La société TS3 a démontré que le contrat cadre de scène conclu avec chacun des artistes comportait des obligations réciproques antérieurement négociées et prévoyait les modalités techniques, financières et matérielles d’exécution de la prestation scénique de l’artiste ; en outre c’est l’artiste qui imposait à la société de production le modèle contractuel à appliquer ; ce faisant, le producteur n’était qu’un prestataire de l’artiste et non pas son employeur. Le lien de dépendance économique fait défaut dès lors que les conditions de travail des artistes ne sont pas fixées unilatéralement par la société de production de spectacles mais convenues conjointement avec la société dirigée par l’artiste (prestations scéniques, programmation musicale et choix artistiques).
NATURE DES SOMMES VERSÉES PAR LE PRODUCTEUR
Pour le calcul des cotisations de sécurité sociale dues pour les périodes au titre desquelles les revenus d’activité sont attribués, sont considérées comme rémunérations toutes les sommes versées aux travailleurs en contrepartie ou à l’occasion du travail, notamment les salaires ou gains, les indemnités de congés payés, le montant des retenues pour cotisations ouvrières, les indemnités, primes, gratifications et tous autres avantages en argent, les avantages en nature, ainsi que les sommes perçues directement ou par l’entremise d’un tiers à titre de pourboire (article L242-1 du code de la sécurité sociale).
En l’espèce, à chaque concert, la société d’artiste et le producteur concluaient un contrat d’engagement à durée déterminée de moins de 5 jours en vertu duquel le producteur versait un cachet soumis à cotisation à la société d’artiste.
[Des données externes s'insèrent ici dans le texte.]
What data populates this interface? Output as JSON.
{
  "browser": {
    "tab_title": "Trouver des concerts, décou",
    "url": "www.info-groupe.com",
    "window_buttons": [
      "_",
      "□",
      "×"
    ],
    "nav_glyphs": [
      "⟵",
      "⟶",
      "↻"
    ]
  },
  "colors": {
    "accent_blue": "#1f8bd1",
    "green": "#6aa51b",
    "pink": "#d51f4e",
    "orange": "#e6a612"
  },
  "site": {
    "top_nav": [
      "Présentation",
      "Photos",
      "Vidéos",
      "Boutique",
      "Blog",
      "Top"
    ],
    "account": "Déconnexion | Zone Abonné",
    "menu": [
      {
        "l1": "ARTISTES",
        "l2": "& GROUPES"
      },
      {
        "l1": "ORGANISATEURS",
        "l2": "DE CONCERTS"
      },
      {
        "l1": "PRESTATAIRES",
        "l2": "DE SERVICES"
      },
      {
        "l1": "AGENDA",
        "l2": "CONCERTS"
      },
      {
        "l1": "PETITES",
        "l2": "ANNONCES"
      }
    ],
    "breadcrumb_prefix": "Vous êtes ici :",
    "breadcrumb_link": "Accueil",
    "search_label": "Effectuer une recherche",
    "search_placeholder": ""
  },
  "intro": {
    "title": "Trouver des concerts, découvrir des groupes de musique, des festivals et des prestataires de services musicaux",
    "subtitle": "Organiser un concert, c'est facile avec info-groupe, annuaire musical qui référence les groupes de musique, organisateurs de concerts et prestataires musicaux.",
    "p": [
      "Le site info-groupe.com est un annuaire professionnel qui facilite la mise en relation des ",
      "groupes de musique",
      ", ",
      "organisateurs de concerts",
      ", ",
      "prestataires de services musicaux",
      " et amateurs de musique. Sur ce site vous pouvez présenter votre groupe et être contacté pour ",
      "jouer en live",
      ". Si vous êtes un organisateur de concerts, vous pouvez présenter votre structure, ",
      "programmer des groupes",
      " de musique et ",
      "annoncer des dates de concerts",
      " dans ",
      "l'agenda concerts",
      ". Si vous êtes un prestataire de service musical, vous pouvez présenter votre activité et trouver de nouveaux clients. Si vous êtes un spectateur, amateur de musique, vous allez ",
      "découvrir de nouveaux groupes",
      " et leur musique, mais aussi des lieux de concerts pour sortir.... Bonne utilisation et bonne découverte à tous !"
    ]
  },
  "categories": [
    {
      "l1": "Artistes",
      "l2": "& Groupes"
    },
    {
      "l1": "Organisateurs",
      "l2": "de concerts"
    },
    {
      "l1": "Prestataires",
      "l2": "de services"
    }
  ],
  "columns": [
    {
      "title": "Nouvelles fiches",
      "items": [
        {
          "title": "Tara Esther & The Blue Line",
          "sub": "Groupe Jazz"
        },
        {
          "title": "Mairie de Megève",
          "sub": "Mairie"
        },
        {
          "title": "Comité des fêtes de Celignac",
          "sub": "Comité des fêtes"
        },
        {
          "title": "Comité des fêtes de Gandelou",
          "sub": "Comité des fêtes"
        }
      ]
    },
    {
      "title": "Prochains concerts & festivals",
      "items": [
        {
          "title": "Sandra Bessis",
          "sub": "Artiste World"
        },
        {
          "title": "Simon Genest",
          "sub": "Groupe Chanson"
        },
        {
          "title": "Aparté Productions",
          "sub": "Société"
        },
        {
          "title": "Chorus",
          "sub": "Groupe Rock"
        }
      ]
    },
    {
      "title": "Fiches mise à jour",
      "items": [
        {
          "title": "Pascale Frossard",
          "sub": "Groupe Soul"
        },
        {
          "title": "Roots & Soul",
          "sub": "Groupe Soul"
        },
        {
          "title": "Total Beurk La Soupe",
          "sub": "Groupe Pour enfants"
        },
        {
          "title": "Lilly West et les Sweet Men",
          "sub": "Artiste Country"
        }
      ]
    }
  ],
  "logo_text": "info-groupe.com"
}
L’URSSAF a estimé à tort que ces sommes étaient des salaires et que de ce fait elles devaient être soumises à cotisations.
En effet, il convient de distinguer la rémunération directement versée à l’artiste pour sa prestation physique et scénique et la rémunération versée à la société de l’artiste sur les recettes du spectacle. La rémunération sur recette constitue en réalité une redevance non assujettie aux cotisations sociales salariales. Or, la société TS3 versait aux sociétés d’artistes un pourcentage de la marge dégagée par les représentations ; la somme ainsi versée ne rémunérait pas la seule prestation de l’artiste mais un droit de représentation et un droit à l’image. La rémunération sur recettes est indépendante de la présence même de l’artiste et ne peut être considérée comme étant un salaire puisqu’aucun contrat de travail n’est établi dans ce cadre dès lors qu’aucun lien de subordination n’est établi.
En conclusion, les artistes n’étaient pas des salariés mais agissaient en tant que travailleurs indépendants ; ils étaient intéressés aux résultats, c’est à dire tant aux bénéfices qu’aux pertes du spectacle ; ce faisant il existait un aléa économique pesant sur la rémunération des artistes de nature à écarter la qualification de salaire.